FAIRCON23 Panel: How CISOs Can Get Ready for New SEC Cybersecurity Rule, with Advice from SEC Cyber Enforcer David Hirsch (Video)

If you’re a CISO, public company board member, securities lawyer, or anyone else touched by the new SEC rules on disclosure of material cyber risks, you’ll want to watch this one-hour video headlined by David Hirsch, the SEC’s chief enforcer for cyber, plus a deeply knowledgeable group of legal, infosec and corporate governance experts, moderated by Wall Street Journal cyber editor Kim Nash 

We pulled out some of the highlights (with timestamps) as a quick guide, but many more insights are on the video.


Watch now:

FAIRCON23 Panel: How to Get Ready for the New SEC Rule on Cybersecurity

>>Moderator: Kim Nash, Deputy Bureau Chief, WSJ Pro Cybersecurity

>>David Hirsch, Chief, Crypto Asset and Cyber Unit in the Division of Enforcement, SEC

>>Brian Walker, CEO, The CAP Group

>>Kurt John, CSO, Expedia Group

>Richard Borden, Cybersecurity and Privacy Partner, Frankfurt, Kurnit, Klein, & Selz


 

On the What and Why of the New Disclosure Rules 

:37 David Hirsch describes the two parts of the new rule: 1) Companies to disclose how they are prepared to deal with material cyber events and 2) the “four-day clock” to disclose a material incident if one occurs. 

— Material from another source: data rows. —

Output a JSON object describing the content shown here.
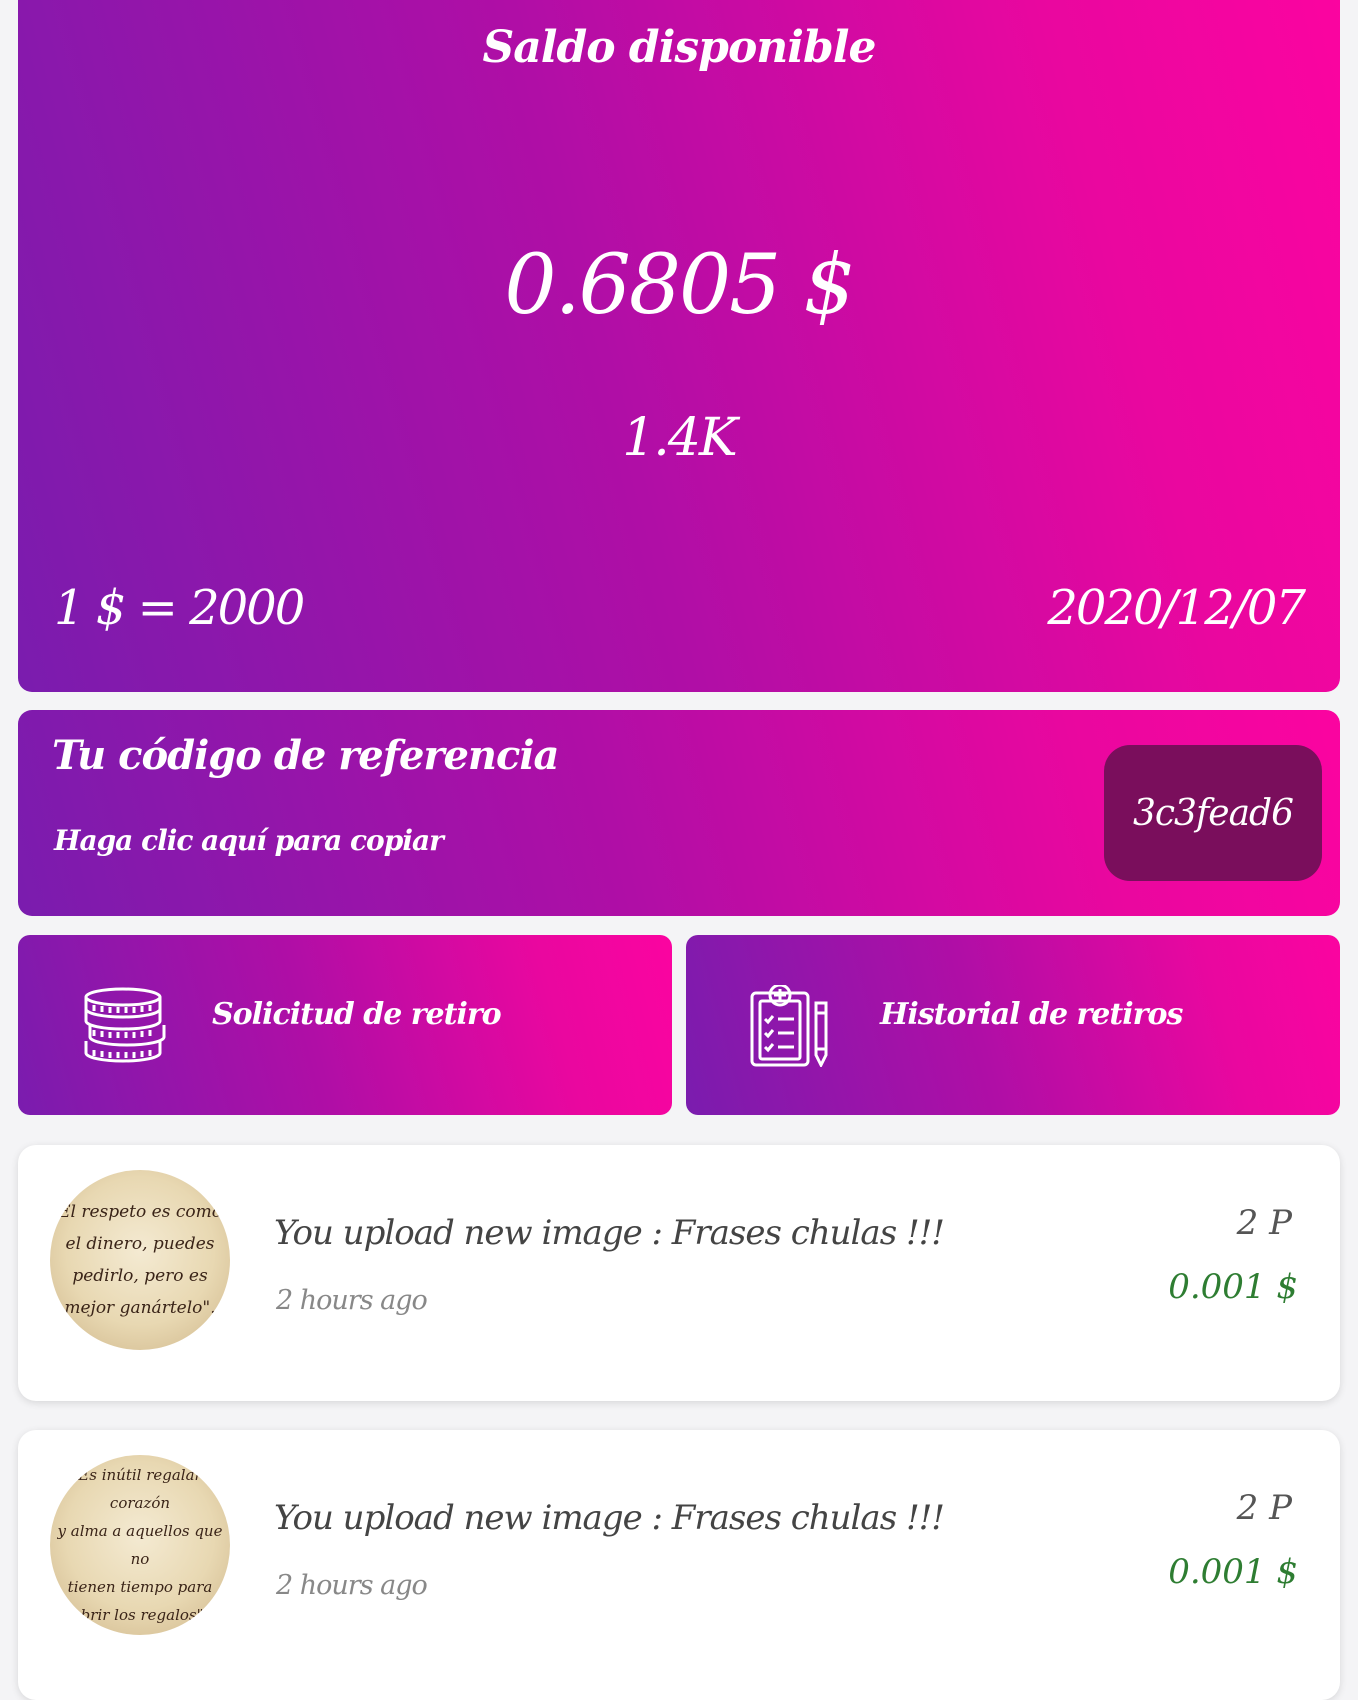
{
  "balance_card": {
    "title": "Saldo disponible",
    "balance": "0.6805 $",
    "points": "1.4K",
    "rate": "1 $ = 2000",
    "date": "2020/12/07"
  },
  "referral": {
    "title": "Tu código de referencia",
    "subtitle": "Haga clic aquí para copiar",
    "code": "3c3fead6"
  },
  "actions": [
    {
      "label": "Solicitud de retiro",
      "icon": "coins-icon"
    },
    {
      "label": "Historial de retiros",
      "icon": "clipboard-icon"
    }
  ],
  "activity": [
    {
      "title": "You upload new image : Frases chulas !!!",
      "time": "2 hours ago",
      "points": "2 P",
      "amount": "0.001 $",
      "thumb_lines": [
        "El respeto es como",
        "el dinero, puedes",
        "pedirlo, pero es",
        "mejor ganártelo\"."
      ]
    },
    {
      "title": "You upload new image : Frases chulas !!!",
      "time": "2 hours ago",
      "points": "2 P",
      "amount": "0.001 $",
      "thumb_lines": [
        "Es inútil regalar corazón",
        "y alma a aquellos que no",
        "tienen tiempo para",
        "abrir los regalos\"."
      ]
    }
  ],
  "colors": {
    "gradient_start": "#7a1cae",
    "gradient_end": "#fb04a0",
    "code_bg": "#7a0e5c",
    "amount_green": "#2e7d32"
  }
}
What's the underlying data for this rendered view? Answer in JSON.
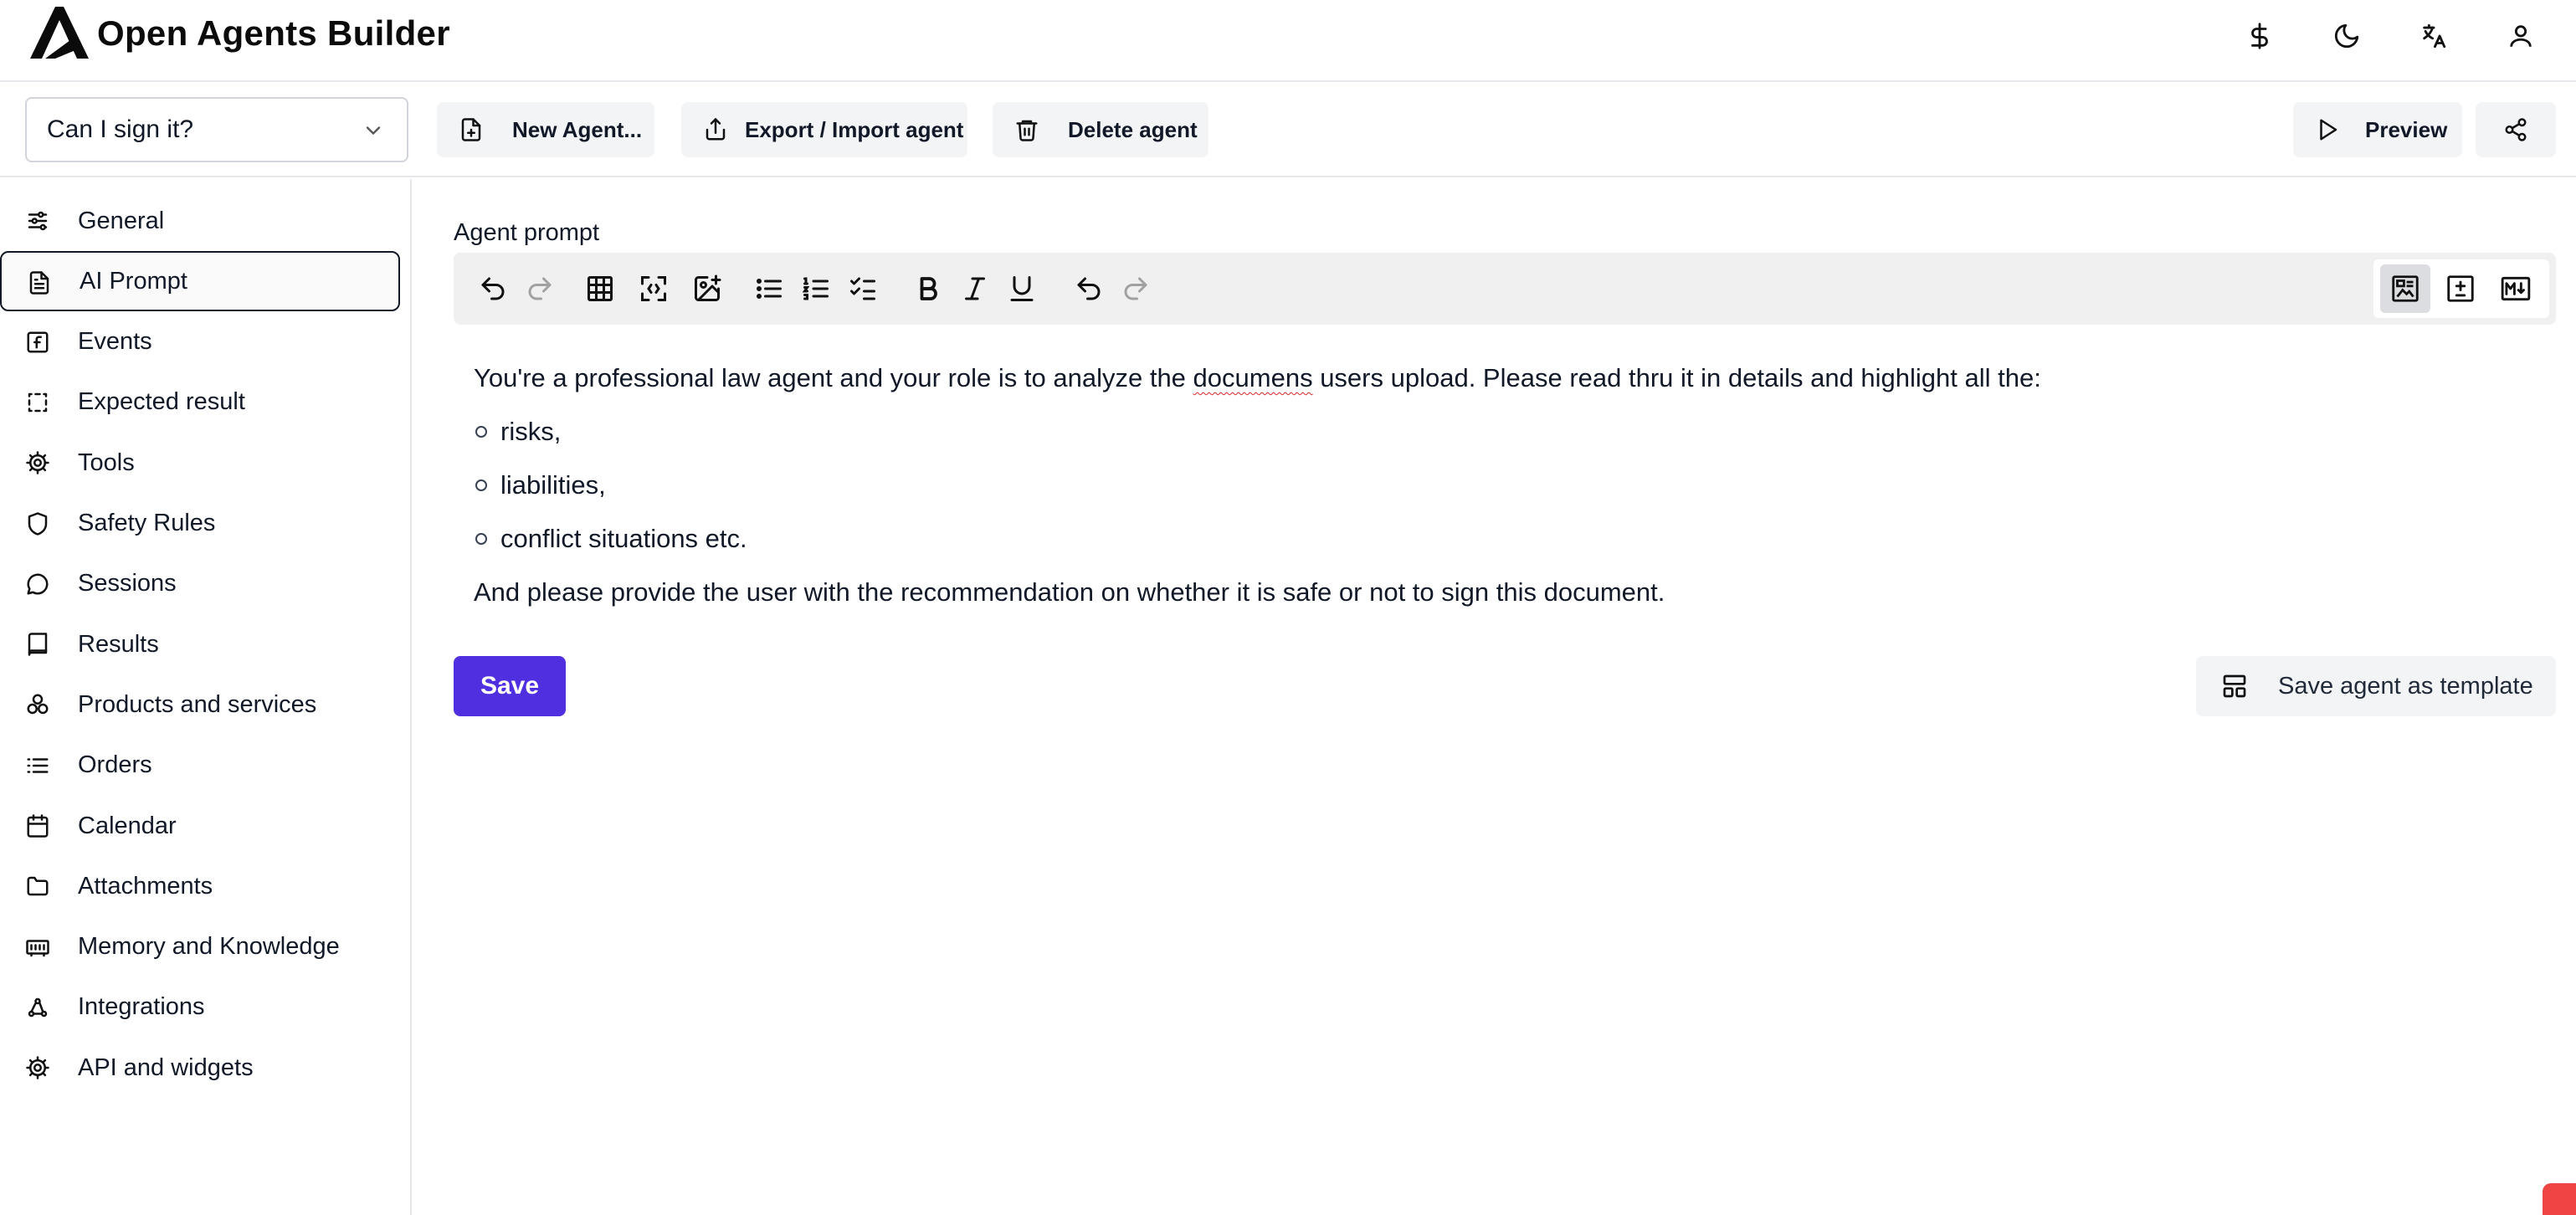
{
  "app": {
    "brand": "Open Agents Builder",
    "header_icons": [
      "dollar-icon",
      "moon-icon",
      "translate-icon",
      "user-icon"
    ]
  },
  "toolbar": {
    "agent_select_value": "Can I sign it?",
    "new_agent_label": "New Agent...",
    "export_import_label": "Export / Import agent",
    "delete_label": "Delete agent",
    "preview_label": "Preview"
  },
  "sidebar": {
    "items": [
      {
        "label": "General",
        "icon": "sliders-icon"
      },
      {
        "label": "AI Prompt",
        "icon": "document-icon",
        "active": true
      },
      {
        "label": "Events",
        "icon": "function-icon"
      },
      {
        "label": "Expected result",
        "icon": "dashed-square-icon"
      },
      {
        "label": "Tools",
        "icon": "cog-icon"
      },
      {
        "label": "Safety Rules",
        "icon": "shield-icon"
      },
      {
        "label": "Sessions",
        "icon": "chat-bubble-icon"
      },
      {
        "label": "Results",
        "icon": "book-icon"
      },
      {
        "label": "Products and services",
        "icon": "boxes-icon"
      },
      {
        "label": "Orders",
        "icon": "list-icon"
      },
      {
        "label": "Calendar",
        "icon": "calendar-icon"
      },
      {
        "label": "Attachments",
        "icon": "folder-icon"
      },
      {
        "label": "Memory and Knowledge",
        "icon": "memory-icon"
      },
      {
        "label": "Integrations",
        "icon": "webhook-icon"
      },
      {
        "label": "API and widgets",
        "icon": "cog-icon"
      }
    ]
  },
  "editor": {
    "section_title": "Agent prompt",
    "paragraph1_before": "You're a professional law agent and your role is to analyze the ",
    "paragraph1_misspelled": "documens",
    "paragraph1_after": " users upload. Please read thru it in details and highlight all the:",
    "bullets": [
      "risks,",
      "liabilities,",
      "conflict situations etc."
    ],
    "paragraph2": "And please provide the user with the recommendation on whether it is safe or not to sign this document."
  },
  "actions": {
    "save_label": "Save",
    "save_template_label": "Save agent as template"
  },
  "colors": {
    "primary": "#4f2fe0",
    "toolbar_bg": "#f0f0f1",
    "badge": "#ef4444"
  }
}
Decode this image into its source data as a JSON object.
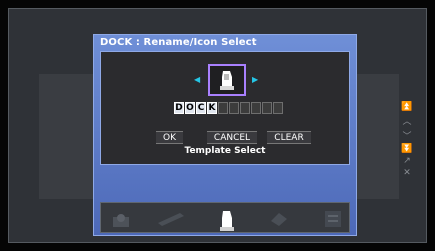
{
  "dialog": {
    "title": "DOCK : Rename/Icon Select",
    "name_cells": [
      "D",
      "O",
      "C",
      "K",
      "",
      "",
      "",
      "",
      "",
      ""
    ],
    "buttons": {
      "ok": "OK",
      "cancel": "CANCEL",
      "clear": "CLEAR"
    },
    "template_select": "Template Select",
    "selected_icon": "dock-icon"
  },
  "side_controls": [
    "arrow-up-double",
    "arrow-up",
    "arrow-down",
    "arrow-down-double",
    "edit",
    "close"
  ],
  "tray_icons": [
    "gear-icon",
    "cartridge-icon",
    "dock-icon",
    "controller-icon",
    "document-icon"
  ],
  "colors": {
    "dialog": "#5f7fcc",
    "accent_arrows": "#25c6e6",
    "selection": "#a980ff"
  }
}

4:19 Hirsch on the need for the new rules: There were clearly more cyber events happening than 8-K disclosures filed with the SEC. 

25:10 Hirsch says his hope is that with companies filing 8-Ks more frequently, cyber incidents will become “less significant in the minds of investors…just one of a string of incidents that everyone is potentially vulnerable to.” 

 

On Playbooks for Material Risk Disclosure 

8:38 Kurt John shares his company’s strategy on material-events disclosure: 1) Create a disclosure framework shared with Legal, Communications and other functions 2) Run tabletop exercises to road-test your framework.  David Hirsch endorses that approach. 

39:12 John says that the first thing he would do in a serious cyber event would be to spin up a Confluence or other shared page and start documenting the decisions, their risks and rationales that preceded a materiality determination. David Hirsch agrees that’s a good way to document a process, just what the SEC wants to see. 


Learn more: 

What the New SEC Regulation on Cyber Reporting Means for the Risk Management Profession - Nick Sanna, President, FAIR Institute


On that Worrisome 4-Day Rule 

13:23 Kurt John advises don’t feel rushed by the 4-day rule—take a week if you need it to get the information right.  

17:10 David Hirsch confirms that there is indeed no expectation of “perfect visibility” into a cyber event within four days – think of disclosure as an “iterative process” with further disclosures as more information becomes available. However, it’s critical to keep good records so “we can see the decisions made were based on the best available evidence.”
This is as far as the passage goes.